Also need HF to show latency range, memory reqt, et all to pick model for an app from HF model catalog

I would like HF and the community of devs to consider this:

As an example to set the context of the discussion here: Interactive vs batch usage will strongly affect which models are candidates to use by the application developer. Why? Because model latency is critical when selecting a model in the interactive use-case.

Another interactive constraint to model selection is if you are running it on an expensive major cloud system, then memory required and cpu compatibility become critical attributes of the model as well. The major cloud vendors are super expensive to run, forcing everyone to (among a variety of other additional tactics) slim the needed hardware down as much as possible, like single CPU for inference – will it run at all on skinny hardware ? (Y/N)

With this understanding -

HF should be made aware that pretty much every time some users build an app, we need to select a model based on app requirements and hardware availability in our particular application.

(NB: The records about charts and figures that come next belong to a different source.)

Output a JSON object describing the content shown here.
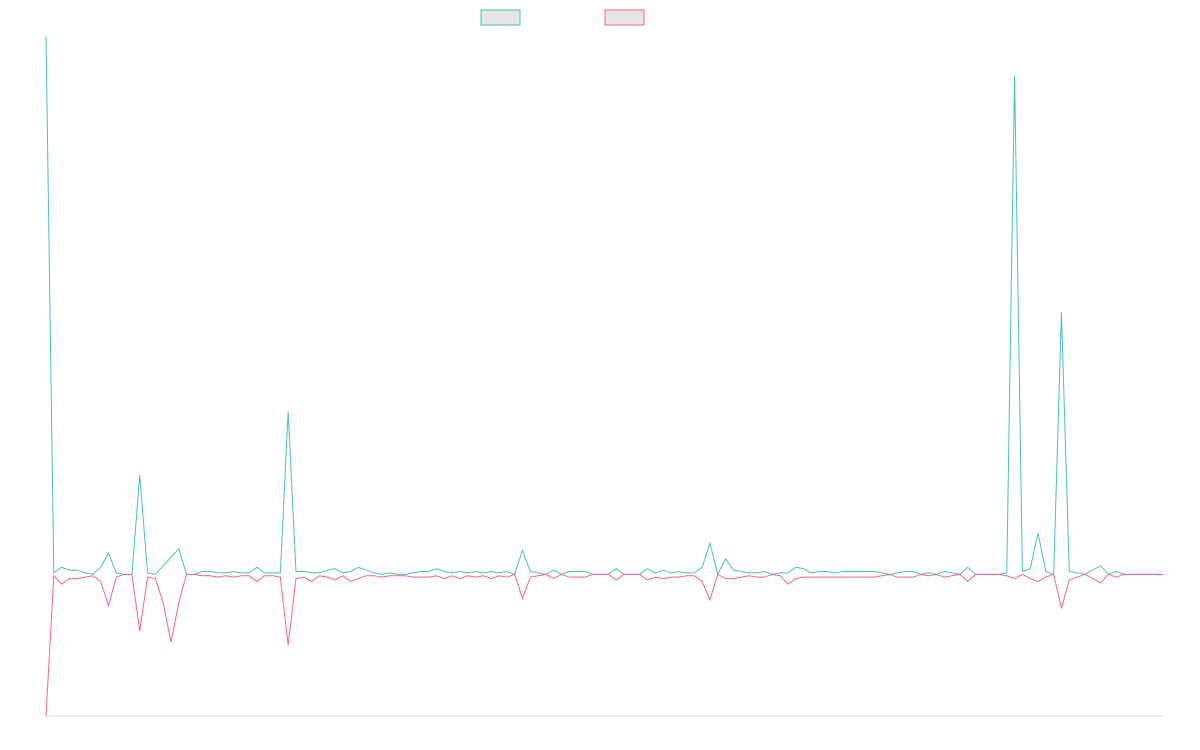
{
  "colors": {
    "series_a": "#4bc0c0",
    "series_b": "#ff6384",
    "legend_fill": "#e6e6e6",
    "axis": "#e0e0e0"
  },
  "chart_data": {
    "type": "line",
    "title": "",
    "xlabel": "",
    "ylabel": "",
    "grid": false,
    "legend": {
      "position": "top",
      "labels_visible": false
    },
    "ylim": [
      -1.0,
      3.8
    ],
    "x": [
      0,
      1,
      2,
      3,
      4,
      5,
      6,
      7,
      8,
      9,
      10,
      11,
      12,
      13,
      14,
      15,
      16,
      17,
      18,
      19,
      20,
      21,
      22,
      23,
      24,
      25,
      26,
      27,
      28,
      29,
      30,
      31,
      32,
      33,
      34,
      35,
      36,
      37,
      38,
      39,
      40,
      41,
      42,
      43,
      44,
      45,
      46,
      47,
      48,
      49,
      50,
      51,
      52,
      53,
      54,
      55,
      56,
      57,
      58,
      59,
      60,
      61,
      62,
      63,
      64,
      65,
      66,
      67,
      68,
      69,
      70,
      71,
      72,
      73,
      74,
      75,
      76,
      77,
      78,
      79,
      80,
      81,
      82,
      83,
      84,
      85,
      86,
      87,
      88,
      89,
      90,
      91,
      92,
      93,
      94,
      95,
      96,
      97,
      98,
      99,
      100,
      101,
      102,
      103,
      104,
      105,
      106,
      107,
      108,
      109,
      110,
      111,
      112,
      113,
      114,
      115,
      116,
      117,
      118,
      119,
      120,
      121,
      122,
      123,
      124,
      125,
      126,
      127,
      128,
      129,
      130,
      131,
      132,
      133,
      134,
      135,
      136,
      137,
      138,
      139,
      140,
      141,
      142,
      143
    ],
    "series": [
      {
        "color_key": "series_a",
        "values": [
          3.8,
          0.01,
          0.05,
          0.03,
          0.03,
          0.01,
          0.0,
          0.05,
          0.15,
          0.01,
          0.0,
          0.0,
          0.7,
          0.01,
          0.0,
          0.06,
          0.12,
          0.18,
          0.0,
          0.0,
          0.02,
          0.02,
          0.01,
          0.01,
          0.02,
          0.01,
          0.01,
          0.05,
          0.01,
          0.01,
          0.01,
          1.15,
          0.02,
          0.02,
          0.01,
          0.01,
          0.03,
          0.04,
          0.01,
          0.02,
          0.05,
          0.03,
          0.01,
          0.0,
          0.01,
          0.0,
          0.0,
          0.01,
          0.02,
          0.02,
          0.04,
          0.02,
          0.01,
          0.02,
          0.01,
          0.02,
          0.01,
          0.02,
          0.01,
          0.02,
          0.0,
          0.17,
          0.02,
          0.01,
          0.0,
          0.03,
          0.0,
          0.02,
          0.02,
          0.02,
          0.0,
          0.0,
          0.0,
          0.04,
          0.0,
          0.0,
          0.0,
          0.04,
          0.01,
          0.03,
          0.01,
          0.02,
          0.01,
          0.01,
          0.05,
          0.22,
          0.0,
          0.11,
          0.03,
          0.02,
          0.01,
          0.01,
          0.02,
          0.0,
          0.01,
          0.01,
          0.05,
          0.04,
          0.01,
          0.02,
          0.02,
          0.01,
          0.02,
          0.02,
          0.02,
          0.02,
          0.02,
          0.01,
          0.0,
          0.01,
          0.02,
          0.02,
          0.0,
          0.01,
          0.0,
          0.02,
          0.01,
          0.0,
          0.05,
          0.0,
          0.0,
          0.0,
          0.0,
          0.01,
          3.52,
          0.02,
          0.04,
          0.29,
          0.02,
          0.0,
          1.85,
          0.02,
          0.01,
          0.0,
          0.03,
          0.06,
          0.0,
          0.02,
          0.0,
          0.0,
          0.0,
          0.0,
          0.0,
          0.0
        ]
      },
      {
        "color_key": "series_b",
        "values": [
          -1.0,
          -0.01,
          -0.07,
          -0.03,
          -0.03,
          -0.02,
          -0.01,
          -0.05,
          -0.22,
          -0.02,
          0.0,
          0.0,
          -0.4,
          -0.02,
          -0.03,
          -0.2,
          -0.48,
          -0.2,
          0.0,
          0.0,
          -0.01,
          -0.01,
          -0.02,
          -0.01,
          -0.02,
          -0.01,
          -0.01,
          -0.05,
          -0.01,
          -0.01,
          -0.02,
          -0.5,
          -0.03,
          -0.02,
          -0.05,
          -0.01,
          -0.02,
          -0.04,
          -0.01,
          -0.05,
          -0.03,
          -0.01,
          -0.01,
          -0.02,
          -0.01,
          -0.01,
          -0.01,
          -0.02,
          -0.02,
          -0.02,
          -0.01,
          -0.03,
          -0.01,
          -0.03,
          -0.01,
          -0.02,
          -0.01,
          -0.03,
          -0.01,
          -0.02,
          0.0,
          -0.17,
          -0.02,
          -0.01,
          0.0,
          -0.03,
          0.0,
          -0.02,
          -0.02,
          -0.02,
          0.0,
          0.0,
          0.0,
          -0.04,
          0.0,
          0.0,
          0.0,
          -0.04,
          -0.02,
          -0.03,
          -0.02,
          -0.02,
          -0.01,
          -0.01,
          -0.05,
          -0.18,
          0.0,
          -0.03,
          -0.03,
          -0.02,
          -0.01,
          -0.02,
          -0.02,
          0.0,
          -0.01,
          -0.07,
          -0.03,
          -0.02,
          -0.02,
          -0.02,
          -0.02,
          -0.02,
          -0.02,
          -0.02,
          -0.02,
          -0.02,
          -0.02,
          -0.01,
          0.0,
          -0.02,
          -0.02,
          -0.02,
          0.0,
          -0.01,
          0.0,
          -0.02,
          -0.01,
          0.0,
          -0.05,
          0.0,
          0.0,
          0.0,
          0.0,
          -0.01,
          -0.03,
          0.0,
          -0.03,
          -0.05,
          -0.02,
          0.0,
          -0.24,
          -0.04,
          -0.02,
          0.0,
          -0.03,
          -0.06,
          0.0,
          -0.02,
          0.0,
          0.0,
          0.0,
          0.0,
          0.0,
          0.0
        ]
      }
    ]
  }
}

It’s really not enough to show only the model attributes comprising what HF is already showing. HF is not showing enough. The consequence is excessive time to do trial and error manually to find the best model at HF.

The efficiency of finding a suitable model in the catalog is possible to be greatly increased with simple upgrades in voluntary telemetry, manual user contributions of such data, and simple upgrades to UX of HF to incorporate in the query and the query results when using the model catalog.

Let us discuss ways to expand and improve the utility of the model search tool.

The efficiency of finding suitable models grows ever more important with 1000s of models now in the HF model catalog.